Auditing & Evaluating Safety-Relevant Behaviors:
- Recent work has shown sophisticated and sometimes concerning behaviors in models, like alignment faking or blackmailing. What’s really going on here? Is this just anthropomorphism, or can interpretability tools help us determine if this is concerning?
- Can we build and interpret model organisms exhibiting hypothesised properties, such as hidden goals? Do our techniques work in a realistic simulation?
- Can we use interpretability to improve our ability to red team models, and find the conditions that induce harmful behavior?
Debugging & Fixing Models:
- How can we apply the interpretability toolkit to understand and ideally fix unexpected model behaviors, like simple logical errors (e.g., thinking 9.8 < 9.11)?
- How can interpretability shed light on complex real-world problems like jailbreaks, implicit bias and hallucinations? In which settings is it the best tool for resolving these problems, when compared to baselines in a fair fight?
Monitoring & Inference-Time Interventions:
- How can we use interpretability techniques (probes, anomaly detection, sparse autoencoders) to monitor models in deployment?
- Do these methods actually beat simple, strong baselines like just prompting or fine-tuning another language model? (e.g. Cunningham et al)
- How well do cheap methods like probing work on frontier models, including in more complex situations like 1M+ token context windows, and multi-modal inputs? How can they be made more effective and efficient?

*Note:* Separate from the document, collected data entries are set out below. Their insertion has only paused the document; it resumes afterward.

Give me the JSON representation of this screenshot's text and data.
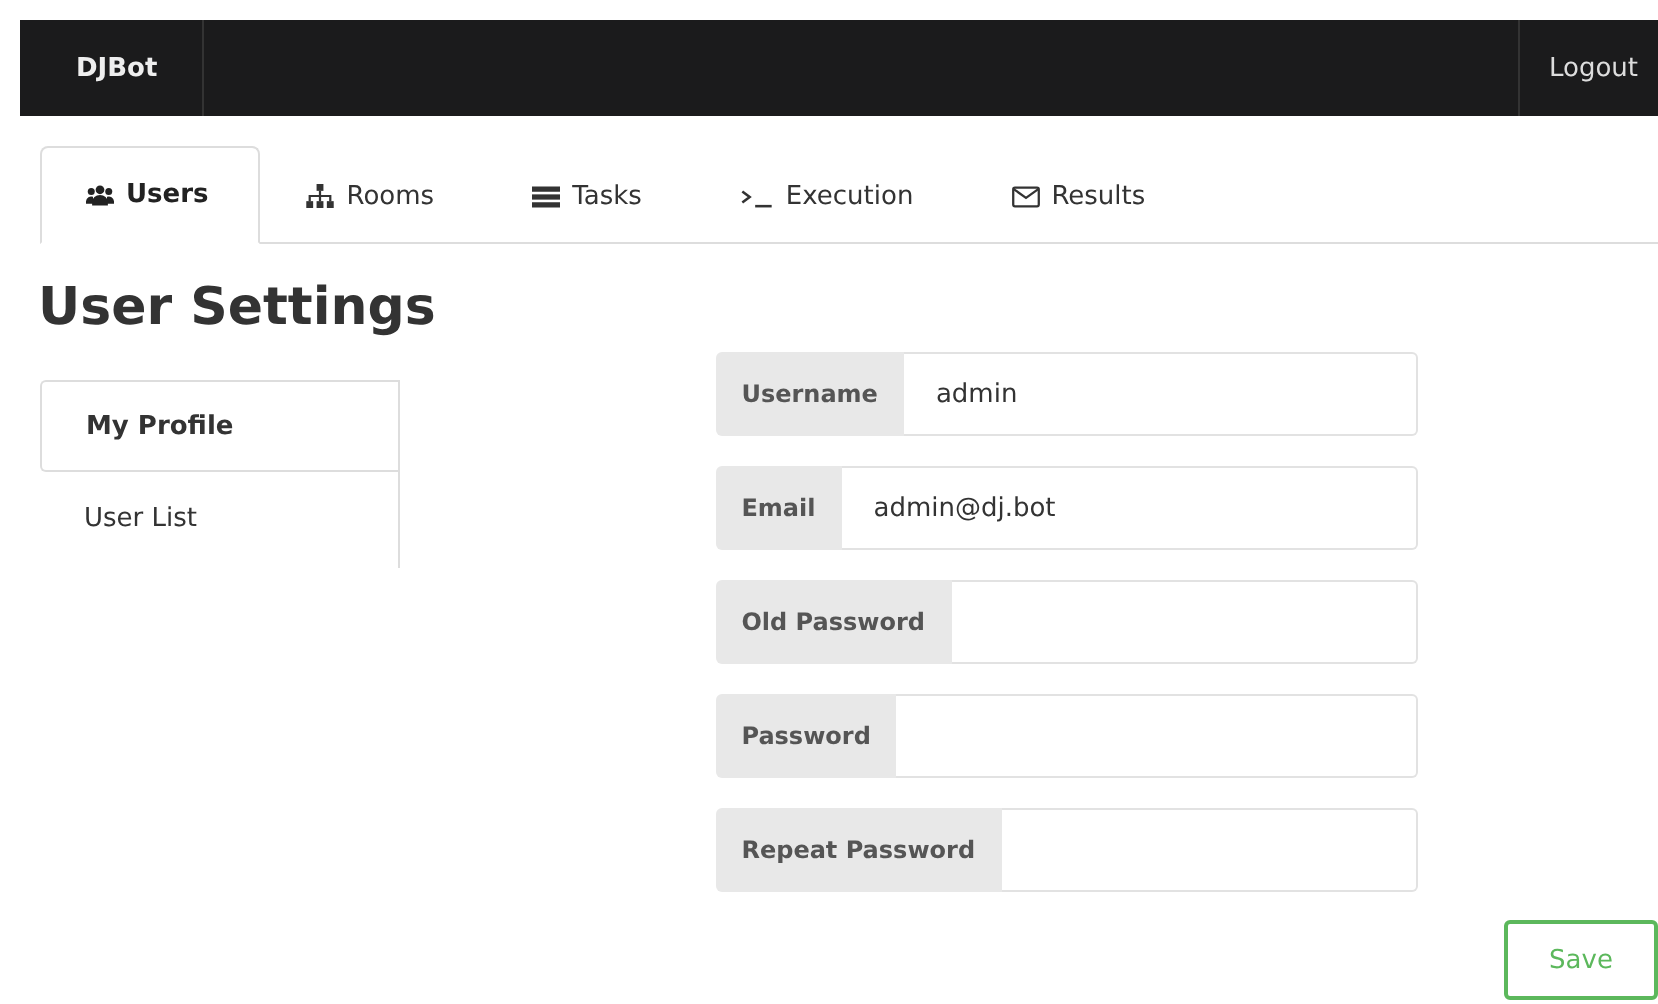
{
  "navbar": {
    "brand": "DJBot",
    "logout": "Logout"
  },
  "tabs": [
    {
      "label": "Users",
      "selected": true
    },
    {
      "label": "Rooms",
      "selected": false
    },
    {
      "label": "Tasks",
      "selected": false
    },
    {
      "label": "Execution",
      "selected": false
    },
    {
      "label": "Results",
      "selected": false
    }
  ],
  "heading": "User Settings",
  "sidebar": {
    "items": [
      {
        "label": "My Profile",
        "selected": true
      },
      {
        "label": "User List",
        "selected": false
      }
    ]
  },
  "form": {
    "fields": [
      {
        "label": "Username",
        "value": "admin"
      },
      {
        "label": "Email",
        "value": "admin@dj.bot"
      },
      {
        "label": "Old Password"
      },
      {
        "label": "Password"
      },
      {
        "label": "Repeat Password"
      }
    ]
  },
  "save_button": "Save"
}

Developmental Interpretability:
- What can we learn about what happens during training? How and why do models and their circuits form the way they do?
Scaling & Generalizing Interpretability:
- How do findings and techniques from prior work on small models hold up at the frontier? What breaks and what scales? (e.g. Lieberum et al)
- How do multimodal models represent, and combine information from different modalities? What problems can this introduce?
- What can we learn by interpreting alternative architectures like diffusion models, state space models, or graph neural networks?
Conceptual & Foundational Work:
- Our field is built on concepts like “features”, “circuits” and “linear representations” that remain poorly defined. We welcome position papers that bring conceptual clarity and rigor to these foundational questions.
Automating Interpretability:
- How much of the interpretability research process can be automated using LLMs? How does automated analysis compare to human performance? This includes both automating specific steps like interpreting maximum activating dataset examples, and building an agent to perform some of the research work autonomously
Basic science:
- There are many fundamental mysteries of model internals, and we welcome work that can shed any light on them: Are activations sparse linear combinations of features? Are features universal? Are circuits and features even the right way to think about models?
Rigorous Case Studies:
- We welcome rigorous, “biology-inspired” analyses of specific model components or phenomena. Strong works here will combine deep qualitative case studies with quantitative sanity checks and falsifiable hypotheses.
Along with any other works that further the mission of understanding models via their internals!